イーリアスは、かなりつまらんかったけど、一応と思って、こっちも読んでみました。
イーリアスとは比べ物にならない面白さ。アッと驚き、一気読みしました。
ところで、この物語を読んでいて、私は、第三部の設定の面白さに、うなりました。
奥さんの追い込まれる、非常にこっまった状態が実に上手く描かれているからです。
逆に男達の野望があまり深く描かれてないのは、おかしいと思いました。
ラストシーンのところの問題なんか、本来は問題の根幹で、そういうのが背景にあるから困る部分で軽く扱ってはいけない部分なのに、あっけにとられるほどサラッと書き流されています。

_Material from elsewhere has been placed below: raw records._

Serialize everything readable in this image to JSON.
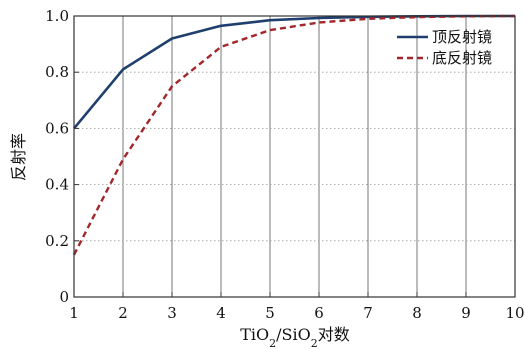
{
  "chart_data": {
    "type": "line",
    "title": "",
    "xlabel": "TiO2/SiO2对数",
    "xlabel_parts": {
      "a": "TiO",
      "sub1": "2",
      "b": "/SiO",
      "sub2": "2",
      "c": "对数"
    },
    "ylabel": "反射率",
    "x": [
      1,
      2,
      3,
      4,
      5,
      6,
      7,
      8,
      9,
      10
    ],
    "xlim": [
      1,
      10
    ],
    "ylim": [
      0,
      1.0
    ],
    "xticks": [
      "1",
      "2",
      "3",
      "4",
      "5",
      "6",
      "7",
      "8",
      "9",
      "10"
    ],
    "yticks": [
      "0",
      "0.2",
      "0.4",
      "0.6",
      "0.8",
      "1.0"
    ],
    "ytick_values": [
      0,
      0.2,
      0.4,
      0.6,
      0.8,
      1.0
    ],
    "grid_x": true,
    "grid_y": "dotted",
    "legend_position": "top-right",
    "series": [
      {
        "name": "顶反射镜",
        "style": "solid",
        "color": "#1f3f6e",
        "values": [
          0.6,
          0.81,
          0.92,
          0.965,
          0.985,
          0.993,
          0.997,
          0.999,
          1.0,
          1.0
        ]
      },
      {
        "name": "底反射镜",
        "style": "dashed",
        "color": "#a3262a",
        "values": [
          0.15,
          0.49,
          0.75,
          0.89,
          0.95,
          0.977,
          0.99,
          0.996,
          0.999,
          1.0
        ]
      }
    ]
  }
}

この二つの事はひとつの事を証明していると私は結論しました。
それは
”ホメーロスのオデュッセイアー” を書いたのは女である。
と
いう結論です。
あとがきを読んでいて、実際に、そういう説があると知り、嬉しくなってしまいました。
あとがきでは、私が指摘している部分は指摘していません。
女性の登場人物が多く、また、活躍し、女性的作業や心理の描写が上手すぎる・・・というのをその根拠としてあげています。
絶対という言葉を無節操に使うのは頭の悪い人のすることだと日ごろ思ったりしますが、あえて言ってみたいと思います。
「これを書いたのは絶対女だ!そう考えることによって、面白さが倍加するし!」
この物語は、女性が書いたものだ・・・是非そうだと思いながら読んでください。